Development of the Caecal Microbiota in Three Broiler Breeds.

The development of the caecal microbiota plays a role in the metabolism and immune competence of chickens. A detailed understanding of normal succession in the caecal microbiota can inform the use of probiotics and other interventions to optimize the caecal microbiota. The development of the microbiota in caecal mucus and lumen samples from three breeds of broiler chicken (Cobb 500, n = 36; Hubbard JA87, n = 38; and Ross 308, n = 36) was observed between 0 and 42 days post hatch. Chicks were housed in the same room of a climate-controlled, biosecure chicken housing unit. Between 0 and 14 days post hatch, chicks were kept in brooder pens ensuring a mixture of breeds in each brooder.
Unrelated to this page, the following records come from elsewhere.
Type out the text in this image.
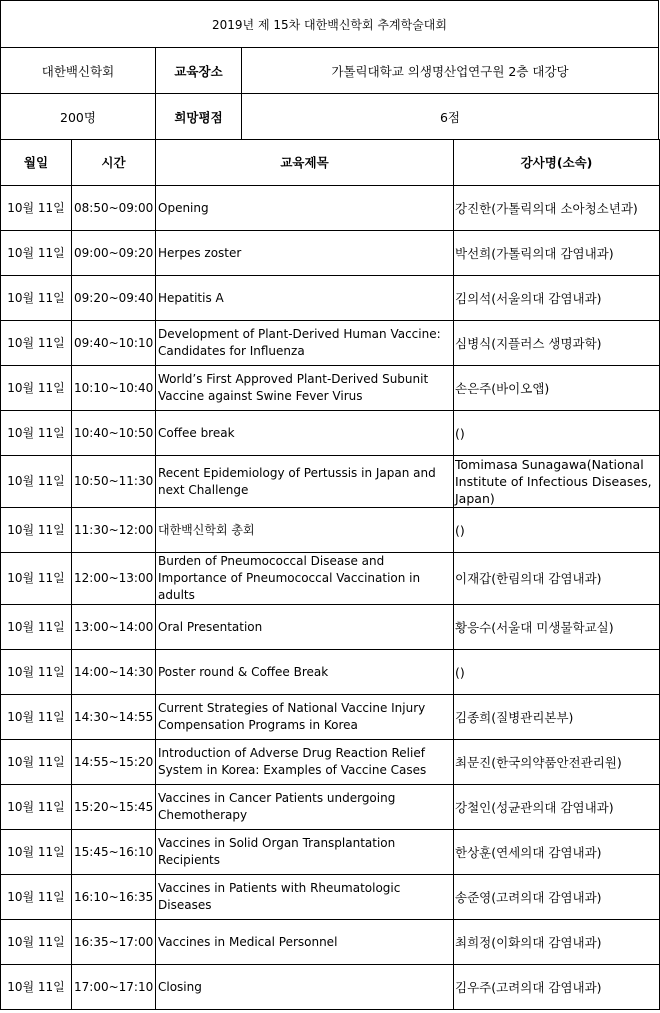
2019년 제 15차 대한백신학회 추계학술대회
대한백신학회	교육장소	가톨릭대학교 의생명산업연구원 2층 대강당
200명	희망평점	6점
월일	시간	교육제목	강사명(소속)
10월 11일	08:50~09:00	Opening	강진한(가톨릭의대 소아청소년과)
10월 11일	09:00~09:20	Herpes zoster	박선희(가톨릭의대 감염내과)
10월 11일	09:20~09:40	Hepatitis A	김의석(서울의대 감염내과)
10월 11일	09:40~10:10	Development of Plant-Derived Human Vaccine: Candidates for Influenza	심병식(지플러스 생명과학)
10월 11일	10:10~10:40	World’s First Approved Plant-Derived Subunit Vaccine against Swine Fever Virus	손은주(바이오앱)
10월 11일	10:40~10:50	Coffee break	()
10월 11일	10:50~11:30	Recent Epidemiology of Pertussis in Japan and next Challenge	Tomimasa Sunagawa(National Institute of Infectious Diseases, Japan)
10월 11일	11:30~12:00	대한백신학회 총회	()
10월 11일	12:00~13:00	Burden of Pneumococcal Disease and Importance of Pneumococcal Vaccination in adults	이재갑(한림의대 감염내과)
10월 11일	13:00~14:00	Oral Presentation	황응수(서울대 미생물학교실)
10월 11일	14:00~14:30	Poster round & Coffee Break	()
10월 11일	14:30~14:55	Current Strategies of National Vaccine Injury Compensation Programs in Korea	김종희(질병관리본부)
10월 11일	14:55~15:20	Introduction of Adverse Drug Reaction Relief System in Korea: Examples of Vaccine Cases	최문진(한국의약품안전관리원)
10월 11일	15:20~15:45	Vaccines in Cancer Patients undergoing Chemotherapy	강철인(성균관의대 감염내과)
10월 11일	15:45~16:10	Vaccines in Solid Organ Transplantation Recipients	한상훈(연세의대 감염내과)
10월 11일	16:10~16:35	Vaccines in Patients with Rheumatologic Diseases	송준영(고려의대 감염내과)
10월 11일	16:35~17:00	Vaccines in Medical Personnel	최희정(이화의대 감염내과)
10월 11일	17:00~17:10	Closing	김우주(고려의대 감염내과)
From 22 days post hatch, chicks were removed from the brooders and kept in the same room. DNA was extracted from a pooled sample of caecal mucus and luminal contents from five birds of each breed at 0, 3, 7, 14, 21, 28, and 42 days post hatch. High-throughput Illumina sequencing was performed for the V4 hypervariable region of the 16S rRNA gene. The early caecal microbiota was characterized by poor diversity and dominance by one or two bacterial species. Early colonizers of the caecum included Bifidobacteriaceae, Lachnospiraceae, Bacteroidaceae and Burkholderiaceae with some amplicon sequence variants (ASVs) assigned to Ruminococcaceae. Later colonizers of the caecal microbiota were most apparent from 14 d.p.h and included Ruminococcaceae, Clostridiales vadin BB60 group, Christensenellaceae and Bacillaceae. The caecal microbiota continued to change until 42 d.p.h when the microbiota was characterized by a high abundance of Bacteroidaceae, Lachnospiraceae and Ruminococcaceae. The lumen microbiota was significantly different to the mucus with some ASVs assigned to Lachnospiraceae, Ruminococcaceae, Christensenellaceae and Bacillaceae showing increased abundance in the mucus. ASVs assigned to Bacteroidaceae, Lactobacillaceae and Burkholderiaceae showed a preference for the lumen. Analysis of five caecal mucus samples from each breed at 42 days post hatch showed differences in microbiota composition between Ross and Cobb as well as between Ross and Hubbard. Since performance data was not collected no functional inferences as to the significance of this finding can be made.